By Claudette Roulo
American Forces Press Service
WASHINGTON, Jan. 14, 2013 – The Defense Department’s information technology infrastructure is on a journey of consolidation, standardization, security and access, the Defense Department’s principal deputy chief information officer told attendees at a cloud computing panel discussion today.
The department is reducing the number of data centers from about 1,500 to “a number far below that,” Robert J. Carey said, and is implementing a coherent and consistent architecture across thousands of computing environments.
This process is taking place in part because of the current era of fiscal austerity, but also because it makes sense when it comes to securing data within the network, Carey said.
In addition, DOD, along with much of industry, is shifting toward a cloud computing posture: the collection of data and use of related computing services via remote servers accessed through the Internet. Cloud
computing isn’t without its risks, Carey said, but the department is moving the paradigm of security from the infrastructure to the data layer. This includes continuous monitoring and cryptography, he added.

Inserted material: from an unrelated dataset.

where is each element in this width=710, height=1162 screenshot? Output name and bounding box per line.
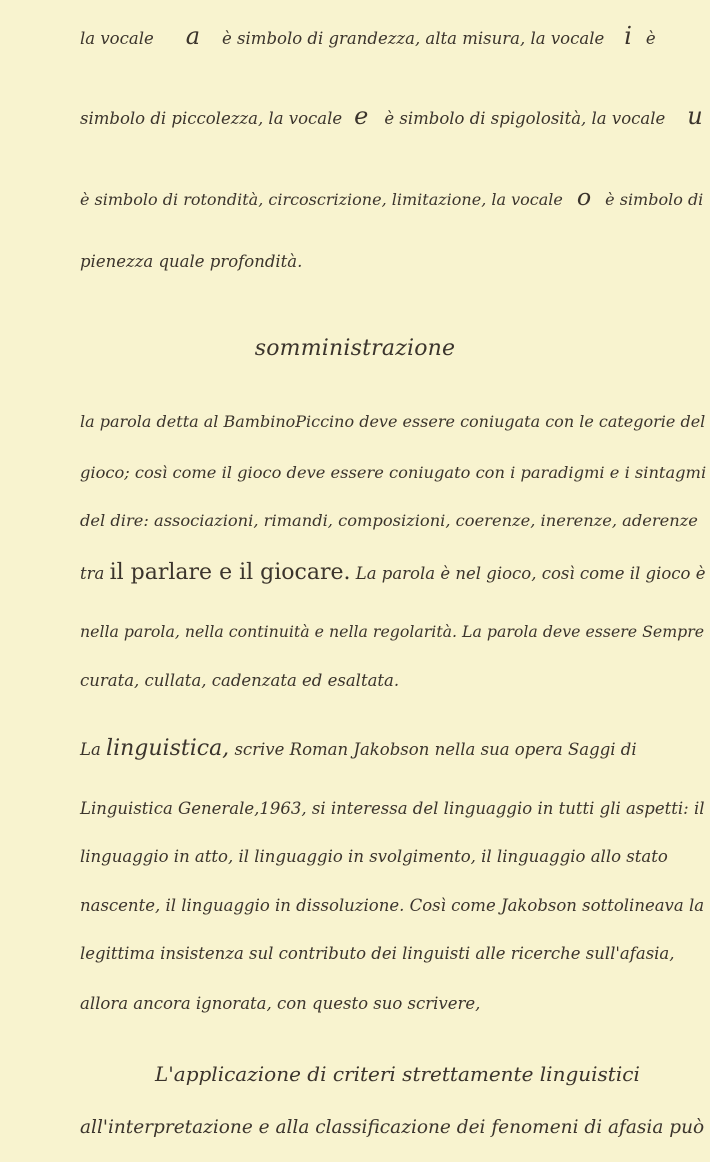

Concentrating on securing data, rather than an entire network, is “a big shift for a big engine like DOD,” Carey said.
As the department implements the joint information environment and delivers a consistent computing architecture -- which Carey noted the department does not yet have -- security becomes the discriminating factor, he said. “The access, the cost -- all those facets of the efficiency of cloud computing -- if it isn’t secure enough, it will not serve us well,” he added.
Carey said the way the intelligence community secures data on its networks can serve as a model for the Defense Department’s joint information environment. “I look at the [intelligence community] and its transformation, and I look at [the joint information environment] and the DOD transformation, and they are very aligned,” he said.
There are differences between the two communities, he said. The intelligence community doesn’t have to accommodate heterogeneous data security requirements, Carey said, and the network construct within DOD is different. “We’re just a little more complex,” he said. “But we are working on a plan with them to take the applicable lessons learned … into our world.”
The cloud is secure today, Carey said, but only for certain types of data. In its move to cloud computing, he said, the problem the department faces is progressing from its legacy systems into an up-to-date information environment in an era of cost constraints.
“We’re moving at a very deliberate pace,” Carey noted. “We have lots of [pilot programs] going on to evaluate these kinds of things and to make sure we understand both the pros, cons and risks of moving into the cloud space.”
Whether the department is ready to forge ahead on implementing a new information technology infrastructure hinges on whether it also ready is to make a cultural shift, he said.
“We have to take advantage of what commercial technology is bringing us, but at the same time, make sure that the people that actually … acquire it for us are able to do so,” Carey said.
The DOD IT community tends to try and avoid risk entirely rather than conduct risk management, he said, which is a problem given the rapid pace of information technology development.
“The acquisition corps is working on creating that workforce that’s able to understand how fast industry is moving and proceed with a risk-management approach vice a risk-avoidance approach,” he said.
Measuring risk in the cloud and the costs of risk response is a difficult task, Carey noted.
“At the end of the day, the metrics of cloud security are, at best, nebulous,” he said. It isn’t always easy to describe the relationship between risk reduction and purchasing, he added, but it’s important for the information technology community to try.